THE BELT

Once he boiled and ate his leather belt.

Kuan felt as though he was on his last legs: they were wobbly and prone to bending at unexpected times. Then he remembered his belt. He had buried it in a secret spot behind his hut. Those Chinese communists on their Long March ate the leather of their boots. He had read about it while in high school. Charlie Chaplin ate his bootlaces, too, in the first silent black-and-white movie he had seen with his mother. How strange, at a time like this, to be inspired by the antics of a white man who looked like a pretty girl with a moustache.

Why not a belt?

When the sky was dark, he dug it up. He cut the belt into thin strips and boiled it for hours and hours. His sister and his mother kept a lookout for him.

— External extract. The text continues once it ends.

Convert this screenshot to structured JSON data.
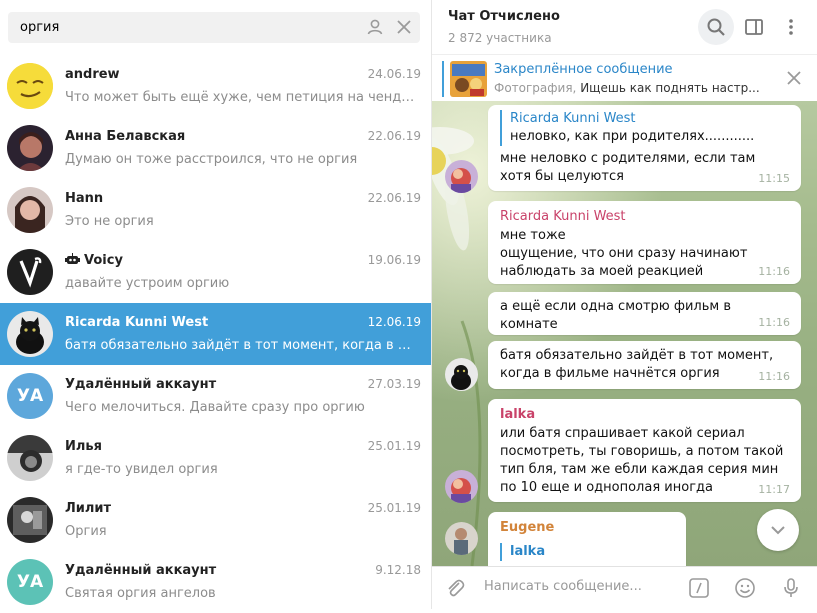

When it was ready, they took pieces hot out of the pot and chewed. And chewed and chewed and chewed.

They kept the buckle.

The year Kuan ate the belt, Chicken Daddy’s whole clan had been cut from him – his wife and his three children. His whole paltry family. Soon after his daughter was buried, Chicken Daddy started to feel a strange itchiness all over his body. Flakes of skin peeled from him, falling like scales from a snake. Kuan’s mother swapped a condensed-milk tin of rice for diesel fuel and rubbed the fuel over his body, hoping it would heal him. Instead he jumped up and down in his hut, screaming, ‘I’m burning! I’m burning!’ before running to leap into the river. The water washed the oil from his skin, but did not cure him of the rash or the hunger. And nothing could cure him of the loss of his own flesh and blood, as close to him as his limbs. Now he felt like an amputee, and he took to lying on the floor of his hut, not wanting to move. Moving was hard work. He looked up at the slits of light on the thatched roof. Looking was hard work, too. He closed his eyes. And finally, breathing. Breathing was the hardest task of all. He decided that he just wasn’t up to it anymore.